Mon témoignage sur Sivens

Alertée par des militants locaux depuis quelques temps, c’est Noël Mamère qui m’a invité à apporter notre soutien aux opposants pacifiques du barrage de Sivens et à travailler une médiation avec les autorités locales début octobre.

Exemple type du gaspillage de l’argent public et d’une destruction démesurée de la nature, ce dossier était très peu médiatisé jusqu’au passage en force du Conseil général le 1er septembre 2014, puis de la mort de Rémi Fraisse, jeune opposant de 21 ans le 25 octobre.

Lundi 20 octobre, nous partons donc sur la zone humide du Testet. Au programme, rencontre avec les opposants locaux et audience auprès du préfet.

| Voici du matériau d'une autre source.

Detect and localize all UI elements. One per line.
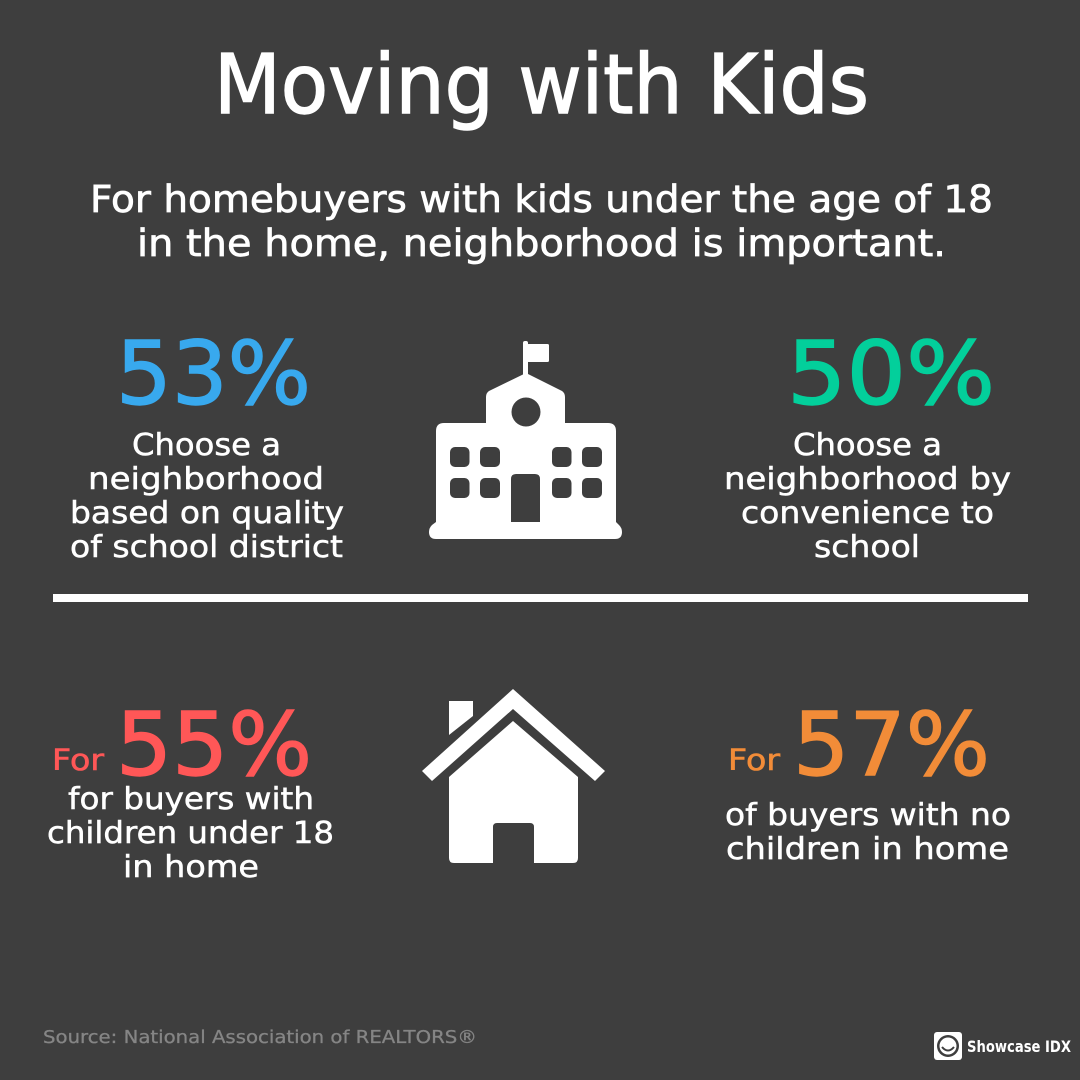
- stat: 57% buyers with no children: [725, 694, 1011, 867]
- stat: 55% buyers with children: children under 18: [47, 816, 334, 851]
- stat: 53% school district quality: [70, 323, 344, 565]
- stat: 53% school district quality: 53%: [116, 323, 311, 425]
- title: Moving with Kids: [214, 38, 869, 133]
- stat: 50% convenience to school: convenience to: [741, 496, 994, 531]
- icon: school building: [429, 341, 622, 539]
- stat: 50% convenience to school: Choose a: [793, 428, 942, 463]
- stat: 53% school district quality: of school district: [70, 530, 343, 565]
- subtitle: [90, 178, 993, 265]
- stat: 57% buyers with no children: of buyers with no: [725, 798, 1011, 833]
- stat: 53% school district quality: based on quality: [70, 496, 344, 531]
- stat: 50% convenience to school: 50%: [787, 323, 995, 425]
- stat: 57% buyers with no children: 57%: [793, 694, 990, 796]
- logo: Showcase IDX: [934, 1032, 1072, 1060]
- stat: 57% buyers with no children: For: [728, 743, 780, 777]
- stat: 55% buyers with children: 55%: [116, 694, 312, 796]
- subtitle: in the home, neighborhood is important.: [137, 222, 946, 265]
- stat: 55% buyers with children: [47, 694, 334, 885]
- stat: 50% convenience to school: school: [814, 530, 920, 565]
- stat: 55% buyers with children: For: [52, 743, 104, 777]
- stat: 55% buyers with children: for buyers with: [68, 782, 314, 817]
- stat: 53% school district quality: neighborhood: [88, 462, 324, 497]
- stat: 53% school district quality: Choose a: [132, 428, 281, 463]
- source note: Source: National Association of REALTORS®: [43, 1027, 477, 1048]
- stat: 50% convenience to school: [724, 323, 1011, 565]
- icon: house: [422, 689, 605, 863]
- stat: 57% buyers with no children: children in home: [726, 832, 1009, 867]
- subtitle: For homebuyers with kids under the age of 18: [90, 178, 993, 221]
- stat: 50% convenience to school: neighborhood by: [724, 462, 1011, 497]
- stat: 55% buyers with children: in home: [123, 850, 259, 885]
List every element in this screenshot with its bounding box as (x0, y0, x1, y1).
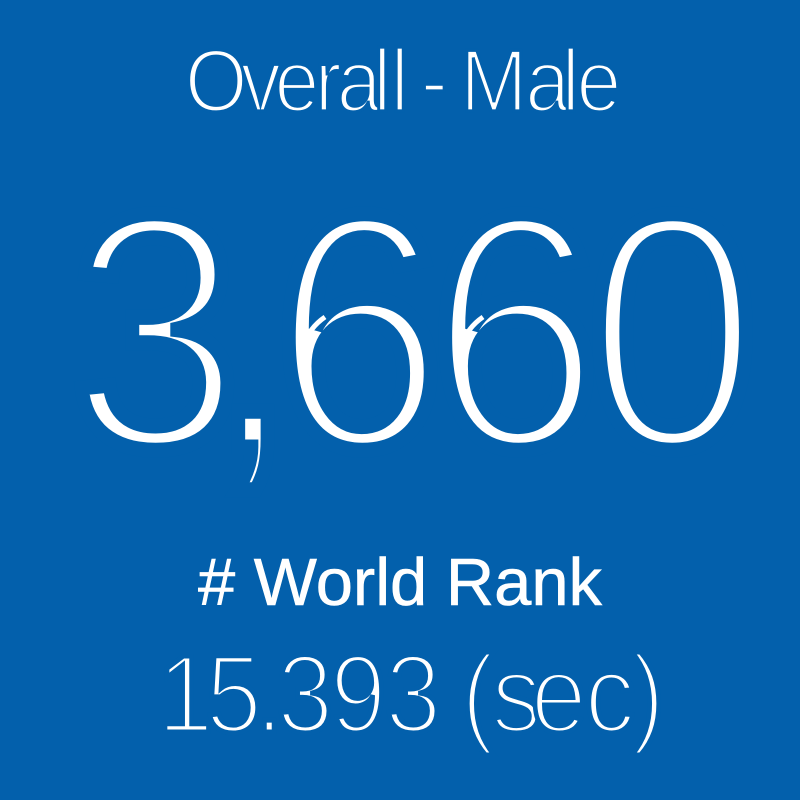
time value: 15.393 (sec) (157, 634, 665, 756)
main value: 3,660 (70, 145, 758, 519)
metric label: # World Rank (198, 545, 602, 620)
title: Overall - Male (185, 32, 621, 130)
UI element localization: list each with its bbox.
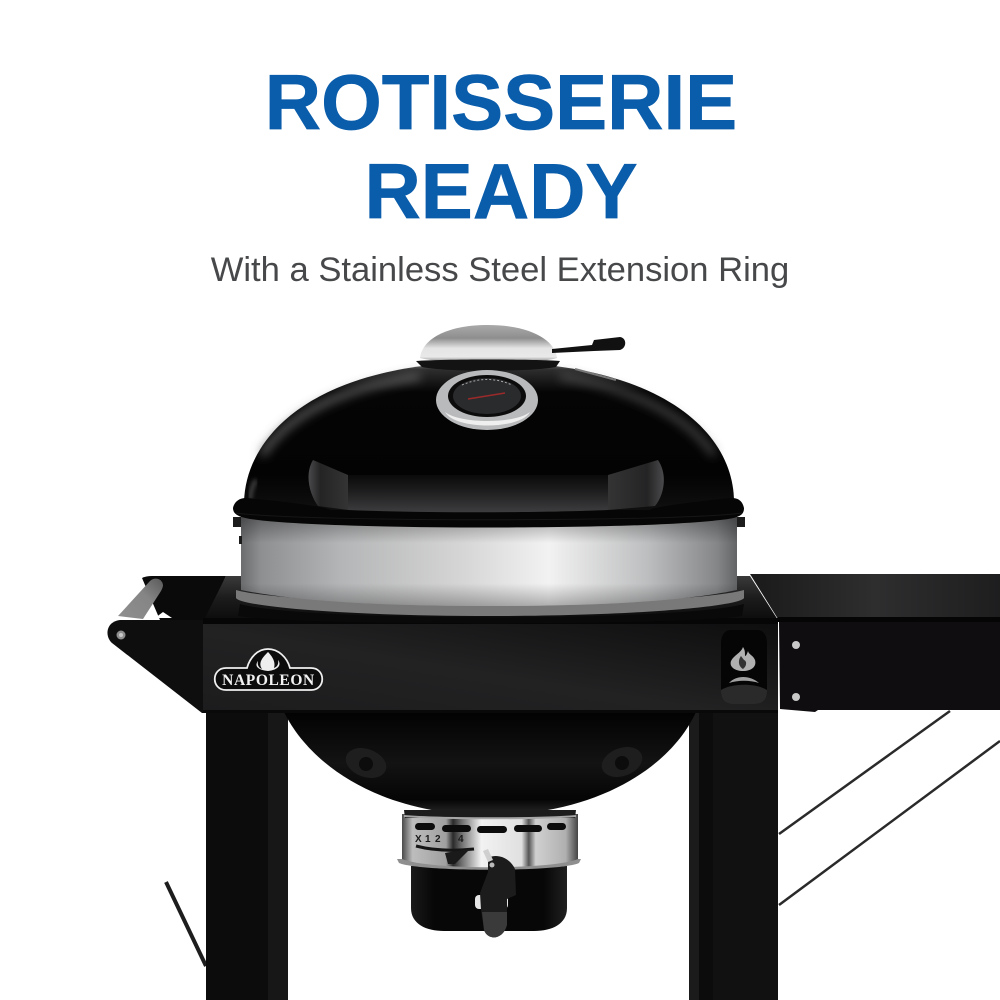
vent scale [415, 834, 464, 845]
damper vent knob [416, 325, 625, 371]
right side shelf [750, 574, 1000, 712]
left handle and side bracket [107, 576, 226, 713]
base lip [236, 590, 744, 616]
logo: Napoleon: NAPOLEON [222, 672, 315, 689]
flange [397, 859, 581, 870]
title: READY [364, 147, 638, 235]
rim [233, 498, 744, 528]
shadow under ring [238, 604, 744, 624]
glossy highlights [262, 376, 420, 455]
vent scale: X [415, 834, 422, 845]
subtitle: With a Stainless Steel Extension Ring [211, 251, 789, 289]
bracket [107, 620, 205, 713]
chrome band [402, 814, 578, 867]
vent scale: 2 [435, 834, 441, 845]
grip rod [118, 579, 163, 619]
bowl [284, 712, 696, 815]
title [265, 58, 737, 235]
left legs [206, 712, 288, 1000]
ash catcher and vent [397, 810, 581, 937]
ash cup [411, 866, 567, 931]
vent handle [480, 856, 516, 937]
support rods right [779, 711, 1000, 905]
lid [233, 362, 744, 528]
hinges [233, 517, 241, 527]
right legs [689, 712, 778, 1000]
thermometer [436, 370, 538, 430]
vent scale: 4 [458, 834, 464, 845]
left rod [166, 882, 206, 966]
lid handle [348, 475, 608, 512]
stainless ring [233, 516, 745, 624]
top shelf [204, 576, 778, 620]
front panel [203, 618, 778, 713]
title: ROTISSERIE [265, 58, 737, 146]
tray [142, 576, 226, 620]
slots [415, 823, 566, 833]
vent scale: 1 [425, 834, 431, 845]
burner knob [721, 630, 767, 704]
logo: Napoleon [215, 649, 322, 690]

Sur la Zad, l’entrée est bien gardée.

 

Les barricades des zadistes
Les barricades des zadistes

 

Des tentes et des camions parsèment la clairière qui servait autrefois de pâturage aux vaches d’un couple d’éleveurs qui résistent au projet. Au loin, on distingue des monticules de terre et de copeaux d’arbres arrachés.

L’ambiance est lugubre, nous sortons de la voiture dans un silence grave. Même si nous venons en soutien de leur cause, nous ne savons pas encore l’accueil que nous réservera les opposants au projet du barrage. Certains ont pris part à des violences que nous n’acceptons pas. A Notre-Dame-des-Landes, d’autres considéraient que nous ne faisions que de la récupération politique.

Pourtant, j’ai bon espoir que cela se passe différemment aujourd’hui. Je viens d’apprendre la suspension des permis de construire de Notre-Dame-des-Landes justement, et c’est pour moi la preuve qu’il faut compter sur nous sur de tels dossiers.

Quelques pas vers le campement et des cris de loup se font écho partout autour de la clairière. Les zadistes nous sonnent la bienvenue, tout va aller pour le mieux !

Je m’avance avec Noël entourés de militants écolos locaux venus montrer leur soutien. Les premiers à venir nous voir sont les journalistes. Puis le couple d’éleveurs se présentent à nous et nous font étalage des dégâts. On marche vers un cimetière d’arbres.

 

La Citadelle de Gazad
La Citadelle de Gazad

Au milieu du champs d’écorce et des trous, un seul arbre a résisté. C’est la citadelle des zadistes. Les opposants se relaient 24h/24 à sa cime pour empêcher pacifiquement sa découpe. Il y a quelques semaines, c’est le GIGN qui était intervenu pour faire descendre les opposants des arbres.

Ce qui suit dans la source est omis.